If the News of the World, instead of their thousands of innocent victims of hacking, had hacked the phone of Jimmy Savile to expose him when the police were failing to do so, then they should not have faced for that example the threat of a police investigation. But there is no public interest defence.  

“There is a public interest test for prosecutors, and that’s good, but that comes after in many cases police investigation, after arrest, after interviews under caution, after the deployment of search warrants – and that is chilling.”

Liberal Democrat blogger Stephen Tall told the conference: “The best journalism is an essential safeguard for us all, holding power to account. This amendment aims to encourage more of that high-quality journalism.
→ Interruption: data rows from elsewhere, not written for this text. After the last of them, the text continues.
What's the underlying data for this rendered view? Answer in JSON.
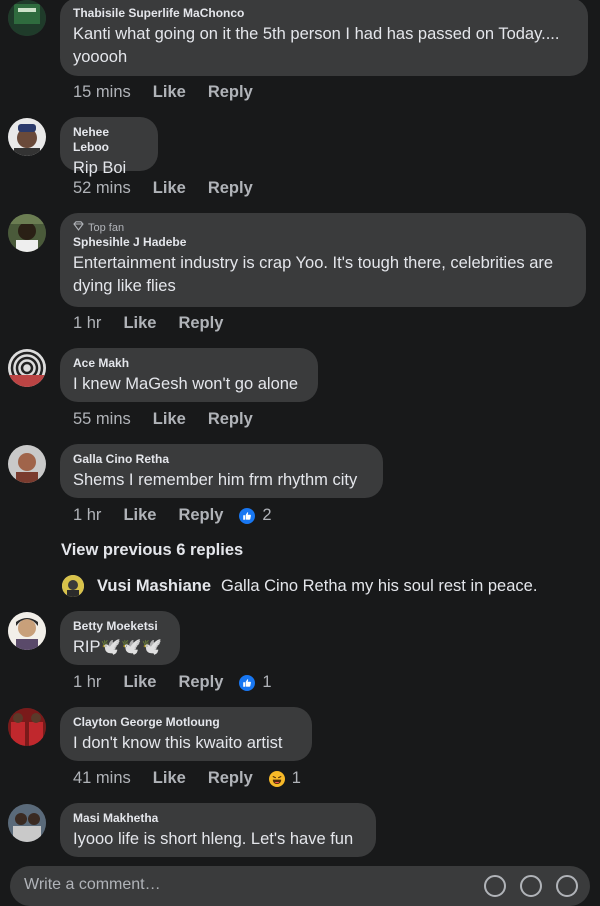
{
  "comments": [
    {
      "author": "Thabisile Superlife MaChonco",
      "text": "Kanti what going on it the 5th person I had has passed on Today.... yooooh",
      "time": "15 mins",
      "like": "Like",
      "reply": "Reply"
    },
    {
      "author": "Nehee Leboo",
      "text": "Rip Boi",
      "time": "52 mins",
      "like": "Like",
      "reply": "Reply"
    },
    {
      "badge": "Top fan",
      "author": "Sphesihle J Hadebe",
      "text": "Entertainment industry is crap Yoo. It's tough there, celebrities are dying like flies",
      "time": "1 hr",
      "like": "Like",
      "reply": "Reply"
    },
    {
      "author": "Ace Makh",
      "text": "I knew MaGesh won't go alone",
      "time": "55 mins",
      "like": "Like",
      "reply": "Reply"
    },
    {
      "author": "Galla Cino Retha",
      "text": "Shems I remember him frm rhythm city",
      "time": "1 hr",
      "like": "Like",
      "reply": "Reply",
      "reaction_count": "2"
    },
    {
      "author": "Betty Moeketsi",
      "text": "RIP🕊️🕊️🕊️",
      "time": "1 hr",
      "like": "Like",
      "reply": "Reply",
      "reaction_count": "1"
    },
    {
      "author": "Clayton George Motloung",
      "text": "I don't know this kwaito artist",
      "time": "41 mins",
      "like": "Like",
      "reply": "Reply",
      "reaction_count": "1"
    },
    {
      "author": "Masi Makhetha",
      "text": "Iyooo life is short hleng. Let's have fun"
    }
  ],
  "view_previous": "View previous 6 replies",
  "reply_preview": {
    "author": "Vusi Mashiane",
    "text": "Galla Cino Retha my his soul rest in peace."
  },
  "write_placeholder": "Write a comment…",
  "colors": {
    "background": "#18191a",
    "bubble": "#3a3b3c",
    "like_blue": "#1877f2",
    "haha_yellow": "#f7b928"
  }
}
By ensuring reporters and their editors (and their proprietors) know that when they are acting in the public interest they should not fear the tentacles of the state.

“But it's about more than just that – it's also about extending that defence to those ordinary members of the public who want to stop a wrong from continuing but bare also in fear of their jobs, their livelihoods, unless they can do it without fear of exposure.”

Deputy Prime minister, and leader of the Liberal Democracts, Nick Clegg has said he fully supports the Harris amendment.

He said: “Whistleblowers who expose wrongdoing need to have the confidence that their anonymity will be respected, otherwise they will not come forward. And journalists need assurance that they will not be hounded by the police for publishing material which is in the public interest.”